Dugaan tersebut disampaikan Fadhil Arief usai mengikuti rapat monitoring penanganan kebakaran hutan dan lahan di wilayah Batanghari.
Menurutnya, luas lahan yang terbakar hingga mencapai ratusan hektare menimbulkan dugaan adanya pihak tertentu yang sengaja membuka atau menguasai lahan di kawasan Tahura.
“Ini merupakan tindakan yang melanggar hukum. Kami berharap aparat penegak hukum dapat bertindak tegas dan mengungkap penyebab kebakaran, khususnya yang terjadi di kawasan Tahura Batanghari,” ujar Fadhil Arief.
Fadhil menegaskan, pemerintah daerah bersama tim gabungan terus berupaya mengendalikan kebakaran agar tidak meluas. Pemadaman dilakukan dengan mengerahkan personel serta peralatan pendukung ke lokasi terdampak.
Selain pemadaman secara langsung, pemerintah juga mengerahkan alat berat berupa ekskavator.
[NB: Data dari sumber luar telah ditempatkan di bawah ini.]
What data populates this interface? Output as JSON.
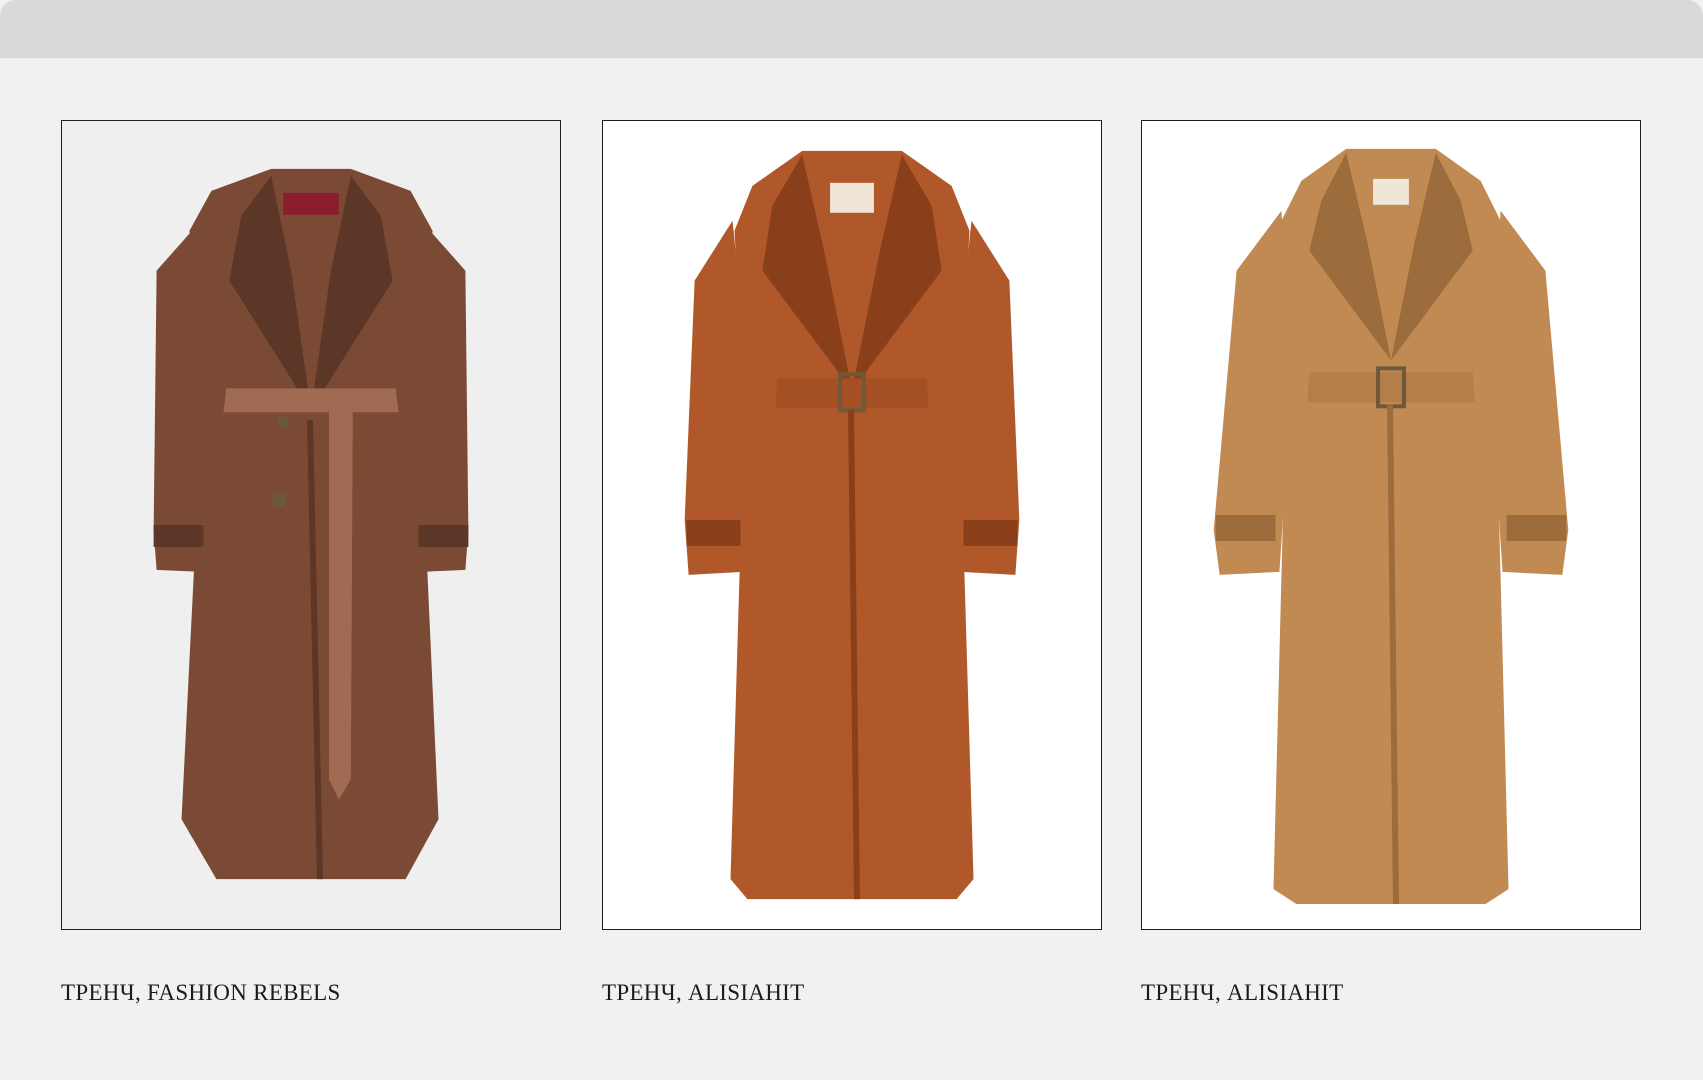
{
  "products": [
    {
      "caption": "ТРЕНЧ, FASHION REBELS",
      "image_icon": "suede-trench-coat-photo",
      "colors": {
        "coat": "#7a4a35",
        "shadow": "#5c3626",
        "belt": "#a06b52",
        "background": "#efefef",
        "label": "#8b1d2c"
      }
    },
    {
      "caption": "ТРЕНЧ, ALISIAHIT",
      "image_icon": "leather-trench-coat-photo",
      "colors": {
        "coat": "#b0582a",
        "shadow": "#8a3f1b",
        "belt": "#a44f24",
        "background": "#ffffff",
        "label": "#efe6d8"
      }
    },
    {
      "caption": "ТРЕНЧ, ALISIAHIT",
      "image_icon": "camel-trench-coat-photo",
      "colors": {
        "coat": "#c08a52",
        "shadow": "#9c6c3c",
        "belt": "#b47e48",
        "background": "#ffffff",
        "label": "#efe6d8"
      }
    }
  ]
}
Alat tersebut digunakan untuk membuat sekat atau isolasi guna membatasi pergerakan api menuju area yang belum terbakar.
Upaya tersebut dilakukan mengingat kondisi lahan dan luasnya area terdampak membuat proses pemadaman membutuhkan penanganan secara bertahap.
Bupati berharap penanganan terpadu yang dilakukan Satgas Karhutla dapat segera mengendalikan seluruh titik api di kawasan Tahura Sultan Thaha.
Pemerintah daerah juga mendorong adanya penyelidikan untuk memastikan penyebab kebakaran serta menindak pihak yang terbukti bertanggung jawab.
Dengan penanganan yang terus diperkuat, kebakaran di kawasan Tahura diharapkan segera teratasi dan kejadian serupa tidak kembali terjadi.